Here’s a summary of what I’ve been up to:
- Generally got up to speed on what Igalia is working on (spoiler: a lot).
- Redesigned parts of wpewebkit.org, fixed a few outstanding bugs, edited most of the rest. (The site runs on 11ty, so I’ve been learning that as well.)
- Wrote a bunch of CSS tests/demos that will form the basis for other works, like articles and videos.
- Drafted a few of said articles. As I write this, two are very close to being complete, and a third is almost ready for editing.
- Edited some pages on the Mozilla Developer Network (MDN), clarifying or upgrading text in some places and replacing unclear examples in others.
- Joined the Open Web Docs Steering Committee.
- Reviewed various specs and proposals (e.g., Miriam’s very interesting
And that’s not all! Here’s what I have planned for the next few months:
- More contributions to MDN, much of it in the CSS space, but also branching out into documenting some up-and-coming APIs in areas that are fairly new to me. (Details to come!)
- Contributions to the Web Platform Tests (WPT), once I get familiar with how that process is structured.
- Articles on topics that will include (but are not limited to!) gaps in CSS, logical properties, and styling based on writing direction. I haven’t actually settled on outlets for those yet, so if you’d be interested in publishing any of them, hit me up. I usually aim for about a thousand words, including example markup and CSS.
- Very likely will rejoin the CSS Working Group after a (mumblecough)-year absence.
- Assembling a Raspberry Pi system to test out WPEWebKit in its native, embedded environment and get a handle on how to create a “setting up WPEWebKit for total embedded-device noobs”, of which I am one.
That last one will be an entirely new area for me, as I’ve never really worked with an embedded-device browser before. WPEWebKit is a WebKit port, actually the official WebKit port for embedded devices, and as such is aggressively tuned for performance and low resource demand. I’m really looking forward to not only seeing what it’s like to use it, but also how I might be able to leverage it into some interesting projects.
WPEWebKit is one of the reasons why Igalia is such a big contributor to WebKit, helping drive its standards support forward and raise its interoperability with other browser engines. There’s a thread of self-interest there: a better WebKit means a better WPEWebKit, which means more capable embedded devices for Igalia’s clients. But after a month on the inside, I feel comfortable saying most of Igalia’s commitment to interoperability is philosophical in nature — they truly believe that more consistency and capability in web browsers benefits everyone. As in, THIS IS FOR EVERYONE.

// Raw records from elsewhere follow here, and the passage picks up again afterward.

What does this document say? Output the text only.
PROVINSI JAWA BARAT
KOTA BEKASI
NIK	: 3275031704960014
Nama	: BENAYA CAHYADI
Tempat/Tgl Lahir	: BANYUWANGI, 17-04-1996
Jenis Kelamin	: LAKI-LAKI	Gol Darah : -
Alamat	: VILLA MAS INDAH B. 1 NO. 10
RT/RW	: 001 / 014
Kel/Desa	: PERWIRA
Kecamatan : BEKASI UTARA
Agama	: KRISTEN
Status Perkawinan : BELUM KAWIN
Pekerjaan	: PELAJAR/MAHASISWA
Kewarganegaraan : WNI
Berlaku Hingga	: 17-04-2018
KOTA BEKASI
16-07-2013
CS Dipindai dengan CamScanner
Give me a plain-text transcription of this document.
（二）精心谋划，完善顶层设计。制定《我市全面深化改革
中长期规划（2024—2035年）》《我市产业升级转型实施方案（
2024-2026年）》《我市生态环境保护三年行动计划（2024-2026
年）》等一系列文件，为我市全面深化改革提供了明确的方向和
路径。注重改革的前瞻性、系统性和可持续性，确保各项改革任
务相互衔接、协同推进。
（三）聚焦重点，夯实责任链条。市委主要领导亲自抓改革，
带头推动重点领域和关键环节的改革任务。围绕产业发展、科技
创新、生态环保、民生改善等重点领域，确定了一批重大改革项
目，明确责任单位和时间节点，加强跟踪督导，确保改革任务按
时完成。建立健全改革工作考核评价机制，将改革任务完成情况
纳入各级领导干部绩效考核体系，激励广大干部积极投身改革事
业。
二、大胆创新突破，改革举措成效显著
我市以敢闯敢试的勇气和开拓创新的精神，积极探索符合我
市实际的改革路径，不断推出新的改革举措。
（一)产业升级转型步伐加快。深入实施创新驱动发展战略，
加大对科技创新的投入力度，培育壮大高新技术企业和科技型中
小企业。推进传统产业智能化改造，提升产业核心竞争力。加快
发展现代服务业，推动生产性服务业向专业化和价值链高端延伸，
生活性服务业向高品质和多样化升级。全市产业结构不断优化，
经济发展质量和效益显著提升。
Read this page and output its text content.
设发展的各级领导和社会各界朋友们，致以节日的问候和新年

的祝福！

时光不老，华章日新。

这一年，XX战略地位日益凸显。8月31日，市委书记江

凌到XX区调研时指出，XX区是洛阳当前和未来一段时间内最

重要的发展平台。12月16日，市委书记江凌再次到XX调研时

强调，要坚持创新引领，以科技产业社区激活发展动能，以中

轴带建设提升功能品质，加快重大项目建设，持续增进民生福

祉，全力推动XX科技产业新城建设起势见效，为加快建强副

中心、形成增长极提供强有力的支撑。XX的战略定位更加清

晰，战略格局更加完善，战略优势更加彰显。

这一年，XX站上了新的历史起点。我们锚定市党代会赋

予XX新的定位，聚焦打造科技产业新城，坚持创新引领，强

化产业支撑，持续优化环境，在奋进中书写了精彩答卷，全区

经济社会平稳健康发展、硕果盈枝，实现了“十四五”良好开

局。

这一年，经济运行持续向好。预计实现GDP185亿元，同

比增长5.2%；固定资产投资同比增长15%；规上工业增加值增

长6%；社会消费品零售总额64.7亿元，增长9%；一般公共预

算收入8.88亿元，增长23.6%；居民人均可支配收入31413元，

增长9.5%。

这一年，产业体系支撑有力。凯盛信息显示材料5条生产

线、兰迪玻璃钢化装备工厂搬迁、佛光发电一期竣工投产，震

And to go along with that, more knowledge and awareness is seen as an unvarnished good, which is why they’re having me working on MDN content. To that end, I’m putting out an invitation here and now: if you come across a page on MDN about CSS or HTML that confuses you, or seems inaccurate, or just doesn’t have much information at all, please get in touch to let me know, particularly if you are not a native English speaker.
I can’t offer translation services, unfortunately, but I can do my best to make the English content of MDN as clear as possible. Sometimes, what makes sense to a native English speaker is obscure or unclear to others. So while this offer is open to everyone, don’t hold back if you’re struggling to parse the English. It’s more likely the English is unclear and imprecise, and I’d like to erase that barrier if I can.
The best way to submit a report is to send me email with [MDN] and the URL of the page you’re writing about in the subject line. If you’re writing about a collection of pages, put the URLs into the email body rather than the subject line, but please keep the [MDN] in the subject so I can track it more easily. You can also ping me on Twitter, though I’ll probably ask you to email me so I don’t lose track of the report. Just FYI.
I feel like there was more, but this is getting long enough and anyway, it already seems like a lot. I can’t wait to share more with you in the coming months!